Я дёрнулась от изумления, но взглядом продолжала следить только лишь за Сергеем Александровичем.
— Но ведь я не работаю в «Вестнике работников искусств». И даже если бы… — с уст моих готовы были сорваться высказывания, навсегда бы, верно, сгубившие жизнь мою, но я не успела их произнести, ибо незнакомый мне доселе мужчина вновь взял инициативу в свои руки.
— Совершенно забыл представиться, — улыбнулся мне он. На вид ему можно было дать лет 20, хотя на деле ему уже стукнуло 32. — Евграф Литкенс, председатель Сорабиса и главный редактор «Вестника работников искусств».

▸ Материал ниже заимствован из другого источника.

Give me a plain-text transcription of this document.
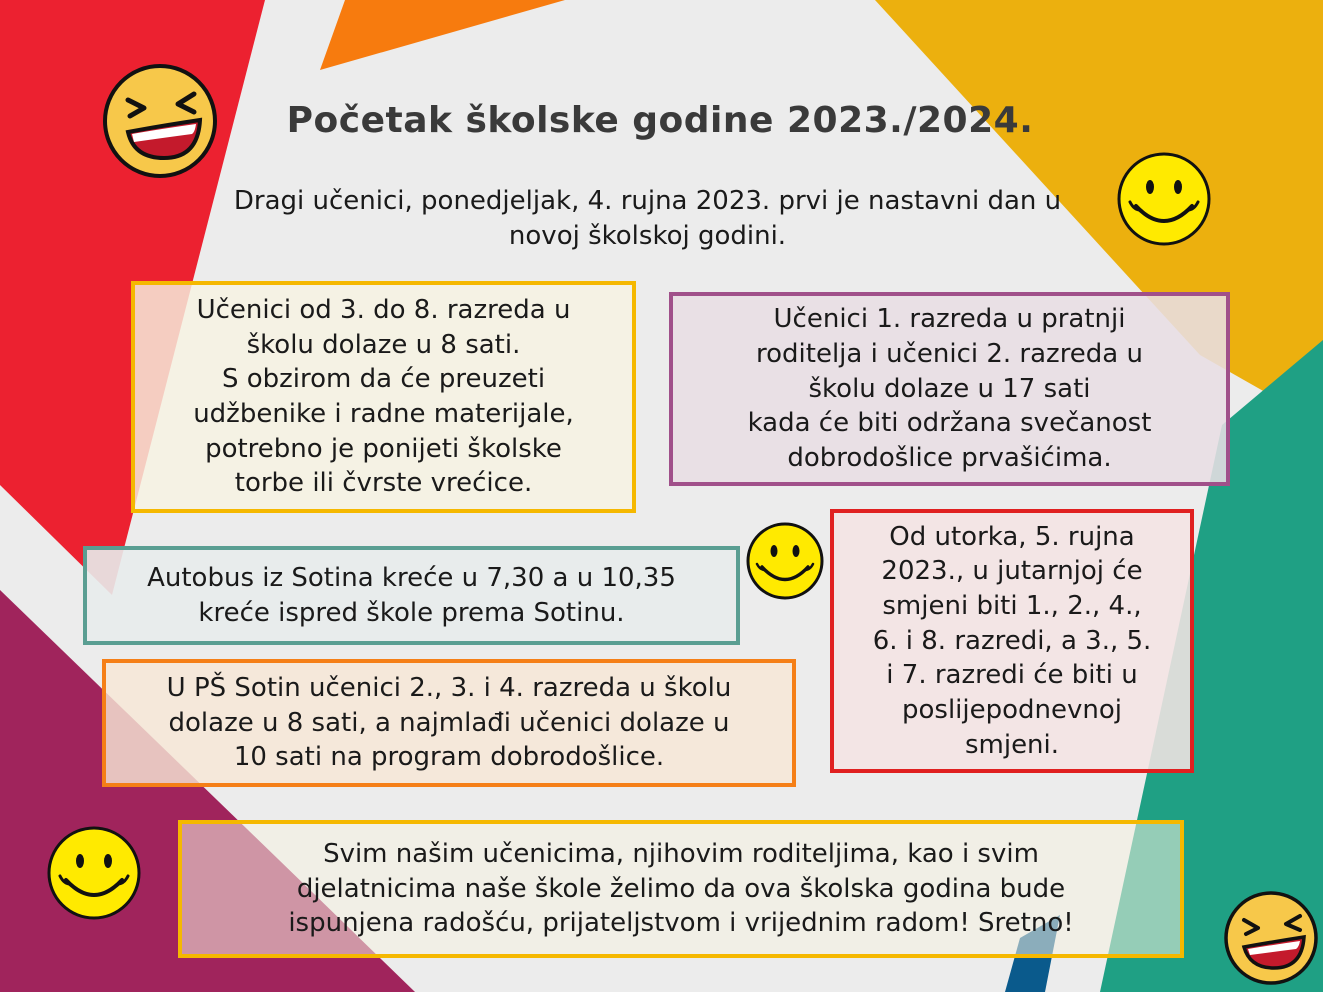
Početak školske godine 2023./2024.
Dragi učenici, ponedjeljak, 4. rujna 2023. prvi je nastavni dan u novoj školskoj godini.

Učenici od 3. do 8. razreda u
školu dolaze u 8 sati.
S obzirom da će preuzeti
udžbenike i radne materijale,
potrebno je ponijeti školske
torbe ili čvrste vrećice.

Učenici 1. razreda u pratnji
roditelja i učenici 2. razreda u
školu dolaze u 17 sati
kada će biti održana svečanost
dobrodošlice prvašićima.

Autobus iz Sotina kreće u 7,30 a u 10,35
kreće ispred škole prema Sotinu.

Od utorka, 5. rujna
2023., u jutarnjoj će
smjeni biti 1., 2., 4.,
6. i 8. razredi, a 3., 5.
i 7. razredi će biti u
poslijepodnevnoj
smjeni.

U PŠ Sotin učenici 2., 3. i 4. razreda u školu
dolaze u 8 sati, a najmlađi učenici dolaze u
10 sati na program dobrodošlice.

Svim našim učenicima, njihovim roditeljima, kao i svim
djelatnicima naše škole želimo da ova školska godina bude
ispunjena radošću, prijateljstvom i vrijednim radom! Sretno!
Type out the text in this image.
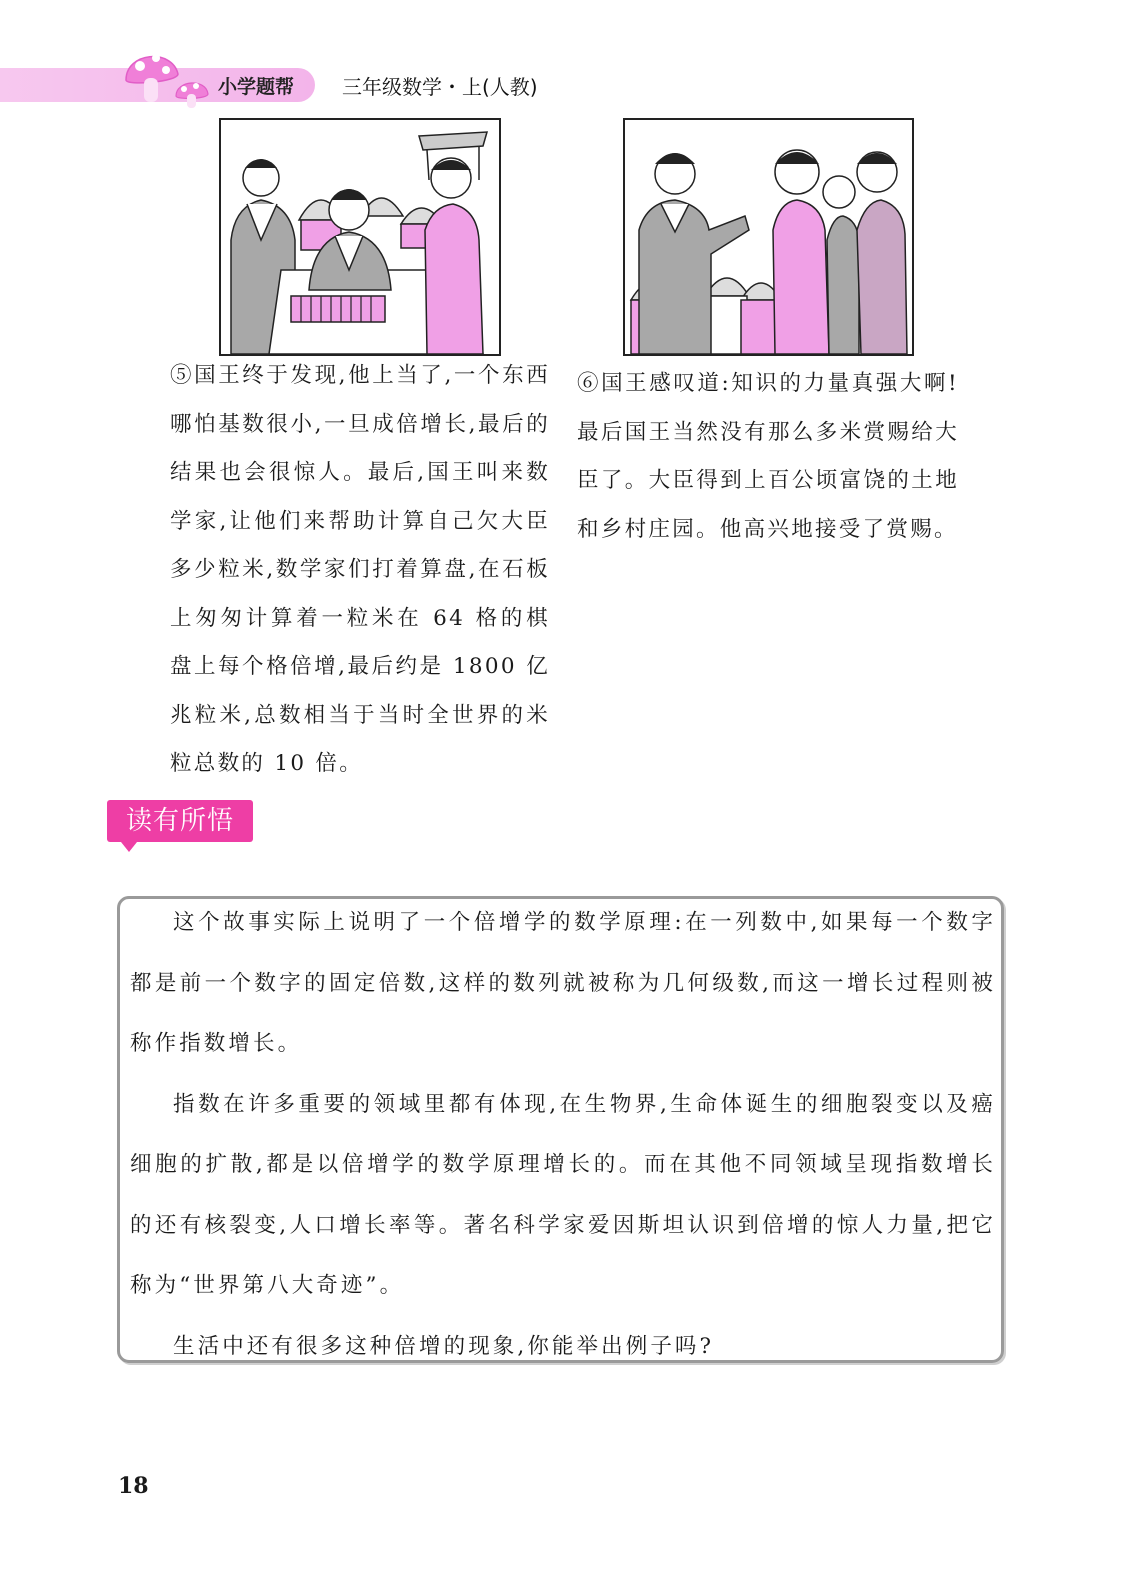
小学题帮 三年级数学・上(人教)

⑤国王终于发现,他上当了,一个东西哪怕基数很小,一旦成倍增长,最后的结果也会很惊人。最后,国王叫来数学家,让他们来帮助计算自己欠大臣多少粒米,数学家们打着算盘,在石板上匆匆计算着一粒米在 64 格的棋盘上每个格倍增,最后约是 1800 亿兆粒米,总数相当于当时全世界的米粒总数的 10 倍。

⑥国王感叹道:知识的力量真强大啊! 最后国王当然没有那么多米赏赐给大臣了。大臣得到上百公顷富饶的土地和乡村庄园。他高兴地接受了赏赐。

读有所悟

这个故事实际上说明了一个倍增学的数学原理:在一列数中,如果每一个数字都是前一个数字的固定倍数,这样的数列就被称为几何级数,而这一增长过程则被称作指数增长。

指数在许多重要的领域里都有体现,在生物界,生命体诞生的细胞裂变以及癌细胞的扩散,都是以倍增学的数学原理增长的。而在其他不同领域呈现指数增长的还有核裂变,人口增长率等。著名科学家爱因斯坦认识到倍增的惊人力量,把它称为“世界第八大奇迹”。

生活中还有很多这种倍增的现象,你能举出例子吗?

18
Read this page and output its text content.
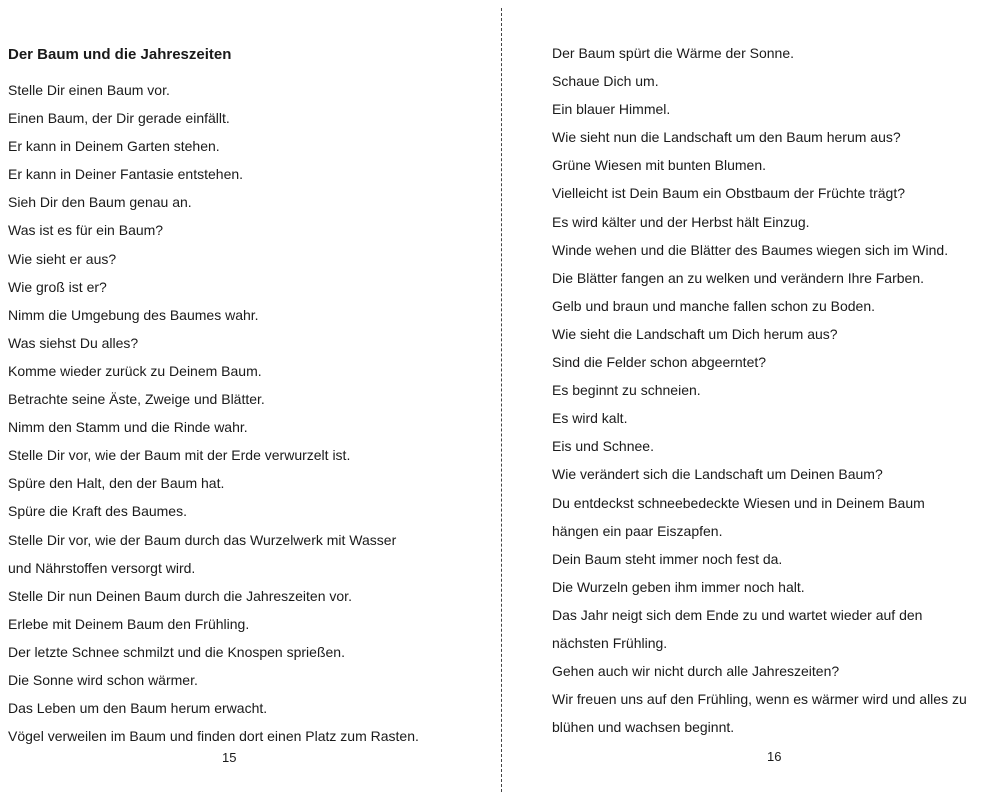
Der Baum und die Jahreszeiten
Stelle Dir einen Baum vor.
Einen Baum, der Dir gerade einfällt.
Er kann in Deinem Garten stehen.
Er kann in Deiner Fantasie entstehen.
Sieh Dir den Baum genau an.
Was ist es für ein Baum?
Wie sieht er aus?
Wie groß ist er?
Nimm die Umgebung des Baumes wahr.
Was siehst Du alles?
Komme wieder zurück zu Deinem Baum.
Betrachte seine Äste, Zweige und Blätter.
Nimm den Stamm und die Rinde wahr.
Stelle Dir vor, wie der Baum mit der Erde verwurzelt ist.
Spüre den Halt, den der Baum hat.
Spüre die Kraft des Baumes.
Stelle Dir vor, wie der Baum durch das Wurzelwerk mit Wasser
und Nährstoffen versorgt wird.
Stelle Dir nun Deinen Baum durch die Jahreszeiten vor.
Erlebe mit Deinem Baum den Frühling.
Der letzte Schnee schmilzt und die Knospen sprießen.
Die Sonne wird schon wärmer.
Das Leben um den Baum herum erwacht.
Vögel verweilen im Baum und finden dort einen Platz zum Rasten.
15
Der Baum spürt die Wärme der Sonne.
Schaue Dich um.
Ein blauer Himmel.
Wie sieht nun die Landschaft um den Baum herum aus?
Grüne Wiesen mit bunten Blumen.
Vielleicht ist Dein Baum ein Obstbaum der Früchte trägt?
Es wird kälter und der Herbst hält Einzug.
Winde wehen und die Blätter des Baumes wiegen sich im Wind.
Die Blätter fangen an zu welken und verändern Ihre Farben.
Gelb und braun und manche fallen schon zu Boden.
Wie sieht die Landschaft um Dich herum aus?
Sind die Felder schon abgeerntet?
Es beginnt zu schneien.
Es wird kalt.
Eis und Schnee.
Wie verändert sich die Landschaft um Deinen Baum?
Du entdeckst schneebedeckte Wiesen und in Deinem Baum
hängen ein paar Eiszapfen.
Dein Baum steht immer noch fest da.
Die Wurzeln geben ihm immer noch halt.
Das Jahr neigt sich dem Ende zu und wartet wieder auf den
nächsten Frühling.
Gehen auch wir nicht durch alle Jahreszeiten?
Wir freuen uns auf den Frühling, wenn es wärmer wird und alles zu
blühen und wachsen beginnt.
16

Сорабис означало как раз Союз работников искусств. Но в ту самую секунду я была так сильно изумлена, что у меня не нашлось ни слов, чтобы испросить его об этом странном значении, ни вопросов насчёт того, что именно предлагают мне в данный момент. К нам же неспешно подошёл Есенин — как всегда, своею летящей походкой, изображавшей в нём скорее сельского паренька, нежели корректора серьёзного издания. Они со знакомым мне теперь мужчиной обменялись парой фраз, а после оба как-то синхронно повернулись ко мне.
— Вика, это Евграф Александрович…
— Мы уже познакомились, спасибо, — улыбнулась я Есенину, и мужчина, улыбнувшись, снова повернулся ко мне, продолжая мысль о том, что им требуются журналисты для написания статьи о прошедшем сегодня вечере. Нынче, когда Есенин ни с кем не заговаривал на стороне, сосредоточиться на сём деле мне стало проще. Статья должна была получиться небольшой, знаков на полторы тысячи, и в первую секунду я стала было думать, как бы мне, никогда прежде ничего не писавшей, теперь ловко провернуть это дело, а во вторую — сколько придётся вновь платить за печатную машинку, чтобы вышел именно таковой объём.
— Но ведь я даже не была на этом мероприятии, — сокрушённо говорила я. Я чувствовала, что Есенин бросил на меня изумлённый взгляд, но даже не повернула к нему головы.
— Что ж… — Евграф Александрович выдохнул. — Это действительно усложняет задачу. Давайте я сейчас докурю, а после вкратце расскажу вам. Самое основное — это упомянуть стихи и фамилии выступающих.
Я запаниковала пуще прежнего, поскольку знала об особенностях своей дырявой памяти, а с собою у меня не было ровно ничего, куда и чем можно было бы записать сказанное этим человеком. И всё же, стоило лишь Литкенсу сделать несколько шагов по направлению к Болотной набережной, как я окликнула его — он, вероятно, и не ожидал такого поворота.
— Евграф Александрович, позвольте спросить, а у вас есть ещё одна сигарета? Я покурю с вами, и вы мне как раз и расскажете.
Мужчина переглянулся с Есениным, но кивнул и подал мне свою сигарету, помог прикурить.
Он принялся рассказывать о прошедшем вечере, не забывая ни одной подробности и ни одного стихотворения, намекнув, между прочим, что если какое я и забуду из них — не страшно, а если запомню — вписать в статью четверостишием. Есенин дожидался нас в стороне, по временам кидая к нам обоим беглые взгляды.
— Вот адрес нашего издательства, — в конце улыбнулся мне Евграф Александрович, тут же, на коленке, начертив что-то карандашом на кусочке бумажки и нынче протягивая её мне. — Даю вам все выходные эти и, ежели не успеете, ещё срок до среды. Как будет готова статья, заходите, я почти всегда в своём кабинете, в крайнем случае вас встретит мой заместитель.
Я была пьяна от счастья. Я возвращалась к Сергею в взволнованных чувствах и отчего-то показалось мне, что он рад ровно столько же, сколько и я.